I have no idea what access control or routine altering is envisoned here, or why this would be done directly against the mysql system tables, or why this would be a good thing.

How to repeat:
Add DBA role.

Suggested fix:
Don't grant privileges explicitly against system tables.
[3 Dec 2009 21:58] Alfredo Kojima
Why is granting specific privileges on system tables less safe than granting GLOBAL privileges for the entire system?
[3 Dec 2009 23:13] Todd Farmer
I think the question really needs to be; what use case requires direct manipulation of the mysql system tables?  For example, what would require direct access to the mysql.user table that the GRANT privilege cannot accomplish?  The only thing I can really think of here is backup of system tables, but these aren't part of the backup role.

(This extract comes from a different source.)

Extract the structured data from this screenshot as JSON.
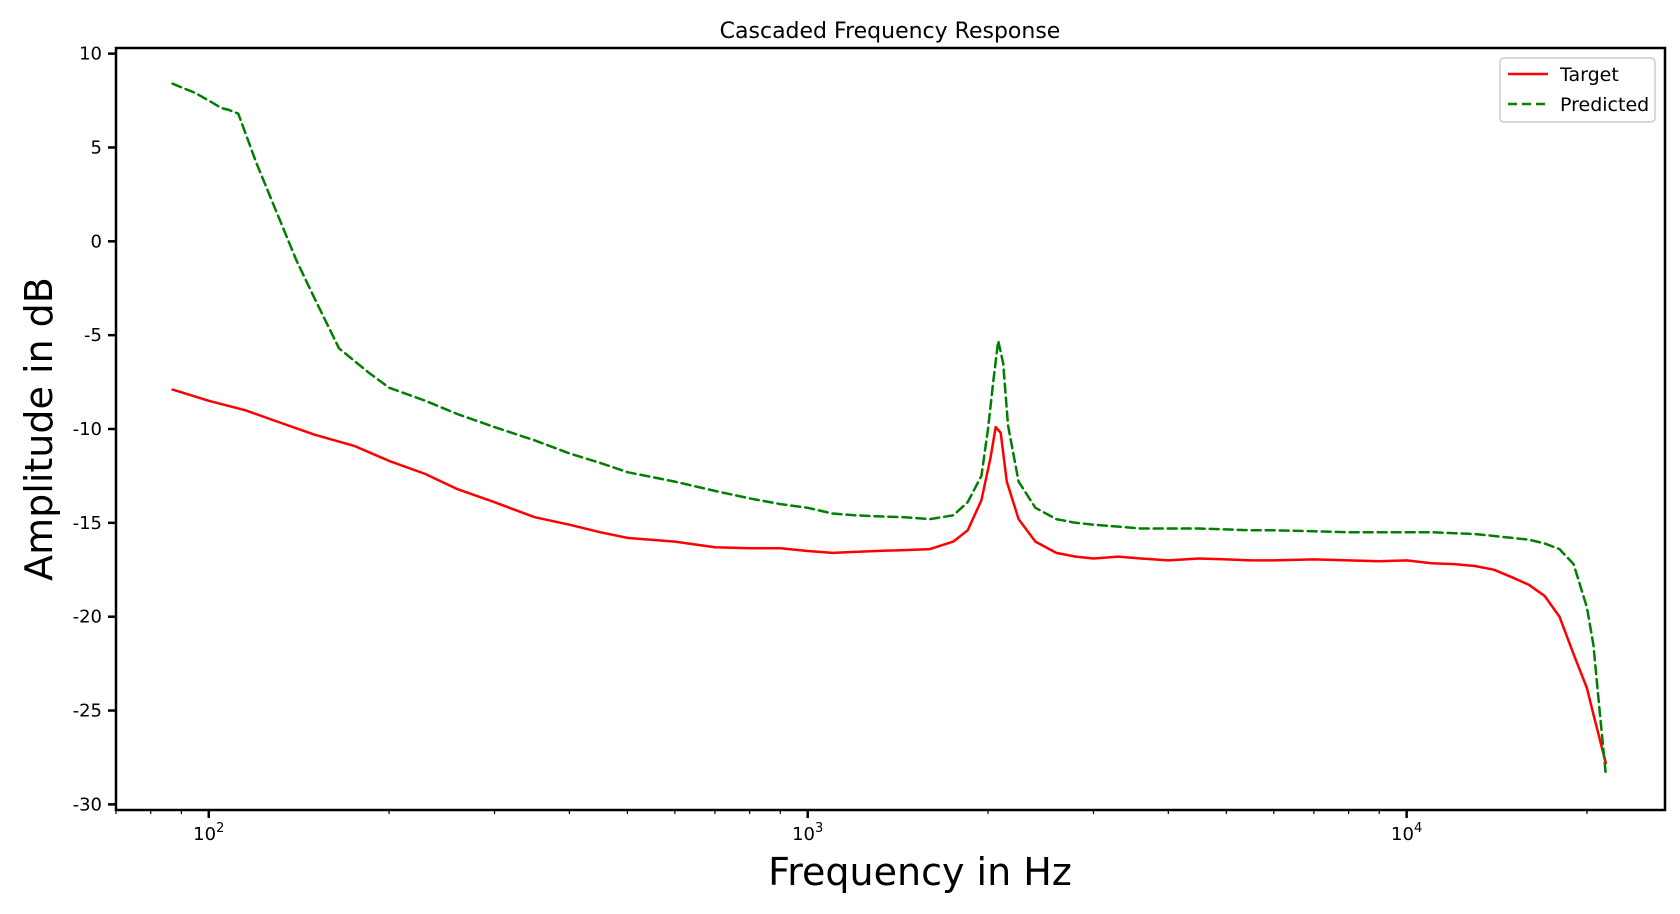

[2 Feb 2010 16:30] Alfredo Kojima
We need to perform direct manipulation on the mysql user tables to be able to support security admin in
WB. GRANT OPTION alone is not enough as we need to do call DESCRIBE to view the available privs,
and directly select and update the tables in the mysql schema for some operations. It's not viable
to perform all possible changes by turning them into grant commands.